Aletta Collins’ production is sharply directed, allowing the themes of community exploitation, profit driven greed, desperate individuals crushed by chance, driven to suicide balanced by the power of working together to build a stronger community and caustic hope. Collins’ makes this production a hymn to the working class Americans decent simple lives. There’s some slick movement on the stage with the chorus used in some imaginative choreography to give real movement and background to some of the busier scenes, but the set fixes things in this in-between place, where all moments converge, where the angels watch, where the explanations of the constant frustrations of George’s life are explored and laid bare. He’s almost cursed and unable to leave this apple pie town, whilst all others seem to achieve their dreams, travel the world and he plods on, slave to duty and circumstance.
We watch, under a roof of glittering stars and traffic lights which drop, project and flitter up and down as the night progresses. At the pivotal scene where George is presented with a transformed Potterville where he never existed, the music stops and we don’t really get to see any suggestions of what a rather fun place this new Pottersville is, with it’s bars and exciting nightlight, but just a shuffling line of overcoats mumbling rejection. It’s an oddly suppressed offer from a production that tries so hard to engage the sweetness.
Nicole Paiement has the orchestra in control, and gave us a clear engaging emotional rendition of the score, which slipped on occasion losing complete connection with the action on stage, no doubt this will tighten up.
The chorus, oh how my heart weeps for them if the ENO is forced to move. Tonight, they shine like the many stars projected onto the set, each one blended to perfection to drive out angst and tedium with the organic refulgent beauty of their voices.
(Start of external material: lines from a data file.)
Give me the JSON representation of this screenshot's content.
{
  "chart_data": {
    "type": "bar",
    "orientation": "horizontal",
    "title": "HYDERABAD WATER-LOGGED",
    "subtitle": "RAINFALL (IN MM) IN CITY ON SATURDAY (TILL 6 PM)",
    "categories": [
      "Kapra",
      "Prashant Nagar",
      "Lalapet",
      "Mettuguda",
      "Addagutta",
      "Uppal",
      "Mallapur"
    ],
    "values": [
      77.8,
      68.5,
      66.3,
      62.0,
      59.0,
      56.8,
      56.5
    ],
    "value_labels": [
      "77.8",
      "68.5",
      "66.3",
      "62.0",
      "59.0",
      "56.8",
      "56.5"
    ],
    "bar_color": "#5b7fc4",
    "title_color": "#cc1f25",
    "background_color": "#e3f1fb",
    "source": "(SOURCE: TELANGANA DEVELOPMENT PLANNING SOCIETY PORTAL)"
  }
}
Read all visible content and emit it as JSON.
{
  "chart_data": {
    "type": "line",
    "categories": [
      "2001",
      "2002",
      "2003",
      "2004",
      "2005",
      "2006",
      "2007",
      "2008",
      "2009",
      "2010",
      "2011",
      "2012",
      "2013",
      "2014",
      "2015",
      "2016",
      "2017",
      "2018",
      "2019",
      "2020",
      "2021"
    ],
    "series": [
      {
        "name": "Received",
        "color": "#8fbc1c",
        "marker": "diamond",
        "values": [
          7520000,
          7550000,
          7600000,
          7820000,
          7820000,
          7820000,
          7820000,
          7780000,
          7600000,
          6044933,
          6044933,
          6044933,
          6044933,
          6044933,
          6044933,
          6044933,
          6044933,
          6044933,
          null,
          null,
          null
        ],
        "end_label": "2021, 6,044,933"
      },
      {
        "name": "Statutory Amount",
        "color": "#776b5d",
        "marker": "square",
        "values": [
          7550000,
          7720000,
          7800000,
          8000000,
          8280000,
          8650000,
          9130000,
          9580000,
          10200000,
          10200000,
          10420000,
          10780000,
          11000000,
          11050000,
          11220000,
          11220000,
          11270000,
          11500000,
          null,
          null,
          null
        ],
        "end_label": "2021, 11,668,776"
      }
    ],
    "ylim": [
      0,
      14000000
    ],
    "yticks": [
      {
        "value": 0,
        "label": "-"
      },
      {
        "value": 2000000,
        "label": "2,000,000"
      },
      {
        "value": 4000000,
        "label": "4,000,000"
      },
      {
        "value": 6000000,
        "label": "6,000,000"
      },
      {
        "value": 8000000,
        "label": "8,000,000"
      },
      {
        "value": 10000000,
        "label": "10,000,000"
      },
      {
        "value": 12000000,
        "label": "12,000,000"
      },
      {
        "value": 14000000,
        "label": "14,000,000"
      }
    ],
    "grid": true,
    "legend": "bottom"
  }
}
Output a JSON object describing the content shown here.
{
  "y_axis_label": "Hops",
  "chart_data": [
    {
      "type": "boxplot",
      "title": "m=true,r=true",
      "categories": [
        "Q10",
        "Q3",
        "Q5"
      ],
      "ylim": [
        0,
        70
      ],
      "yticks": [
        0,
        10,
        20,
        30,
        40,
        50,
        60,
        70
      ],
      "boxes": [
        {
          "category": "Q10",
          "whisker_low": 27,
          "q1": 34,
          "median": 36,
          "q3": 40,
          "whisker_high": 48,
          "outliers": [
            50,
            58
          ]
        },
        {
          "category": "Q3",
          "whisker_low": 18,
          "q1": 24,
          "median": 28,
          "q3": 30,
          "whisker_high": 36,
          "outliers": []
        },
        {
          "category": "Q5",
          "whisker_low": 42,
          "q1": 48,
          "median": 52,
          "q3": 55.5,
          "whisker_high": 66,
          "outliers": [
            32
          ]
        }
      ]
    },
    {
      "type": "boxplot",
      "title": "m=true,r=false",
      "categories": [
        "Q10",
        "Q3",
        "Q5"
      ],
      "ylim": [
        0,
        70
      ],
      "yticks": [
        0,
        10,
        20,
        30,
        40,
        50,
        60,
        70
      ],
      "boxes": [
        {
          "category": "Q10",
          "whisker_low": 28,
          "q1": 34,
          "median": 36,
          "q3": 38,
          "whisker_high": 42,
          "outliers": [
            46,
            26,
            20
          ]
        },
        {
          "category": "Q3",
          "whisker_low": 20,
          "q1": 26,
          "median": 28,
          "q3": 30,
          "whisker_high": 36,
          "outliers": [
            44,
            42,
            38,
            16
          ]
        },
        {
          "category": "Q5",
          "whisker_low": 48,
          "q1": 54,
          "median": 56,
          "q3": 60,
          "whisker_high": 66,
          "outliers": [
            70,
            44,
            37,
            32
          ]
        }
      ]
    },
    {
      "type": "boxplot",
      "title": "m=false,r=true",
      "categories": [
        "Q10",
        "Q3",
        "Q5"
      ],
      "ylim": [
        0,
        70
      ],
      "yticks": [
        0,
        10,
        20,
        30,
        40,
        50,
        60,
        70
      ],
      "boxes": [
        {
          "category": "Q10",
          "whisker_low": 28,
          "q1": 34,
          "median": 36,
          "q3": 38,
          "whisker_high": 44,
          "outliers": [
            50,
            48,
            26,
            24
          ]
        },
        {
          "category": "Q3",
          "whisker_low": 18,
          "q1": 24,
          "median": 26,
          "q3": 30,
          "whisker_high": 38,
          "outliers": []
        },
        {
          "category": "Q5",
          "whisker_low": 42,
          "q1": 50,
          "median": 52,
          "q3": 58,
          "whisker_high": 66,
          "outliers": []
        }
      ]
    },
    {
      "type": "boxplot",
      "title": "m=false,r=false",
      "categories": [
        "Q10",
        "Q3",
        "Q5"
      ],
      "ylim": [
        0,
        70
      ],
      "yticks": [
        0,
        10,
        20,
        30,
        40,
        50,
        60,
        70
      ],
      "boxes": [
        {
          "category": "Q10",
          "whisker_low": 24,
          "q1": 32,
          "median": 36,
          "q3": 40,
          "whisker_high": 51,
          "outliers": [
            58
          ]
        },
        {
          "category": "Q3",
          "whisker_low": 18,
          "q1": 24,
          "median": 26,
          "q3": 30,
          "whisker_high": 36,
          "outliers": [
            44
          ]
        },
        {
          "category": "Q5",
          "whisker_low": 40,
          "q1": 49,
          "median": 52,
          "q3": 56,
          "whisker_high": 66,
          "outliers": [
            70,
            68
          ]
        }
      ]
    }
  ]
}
They are simply splendid and we even get an opportunity to sing-a-long with them at the very end, a deliciously awkward British pastime at the best of times, but poignant and melodic with the full house of the vast Coliseum auditorium joining the massed perfection of the Chorus singing out at us.
The supporting cast are excellent, bringing new talent to the fore and, as usual with the ENO, offering real diversity on the stage which challenges and subverts the embedded racisms of the original film. It‘s great to see such a group of happy kids on stage who add to the production.
See the full list of cast and creatives here
With the ENO in existential crisis itself following the malicious government led funding choices imposed on the Arts Council one can any hope they also get an Angel to save them at the last minute, like George, but perhaps with the offer of a brighter future in their beloved Coliseum, if only George could hope for as much.
Wonderful Life is a cosy, warm offering from the ENO, filled with astonishing bursts of beauty from a magnificent cast but let down by a narrative tension which drags the first half and only really offers redemption in the second half. The unrequited hopes, longing and dreams at the heart of this Opera are overwhelmed on occasion by it being dipped in honey, it’s ok now, have another desperately grateful hugginess of a broken person being made to bend knee to conservative American family values. Heggie offers, like the film, a review but with no redemptive happy ever after, although it appears on the highly polished glimmering surface to be so. The angels are happy anyway, they got what they wanted.
This opera is a fresh and warming family friendly offering of festive joy and just shows what the ENO does well: to reach out to people who enjoy performances of quality which do as much for equality and equity as they do for musical precision.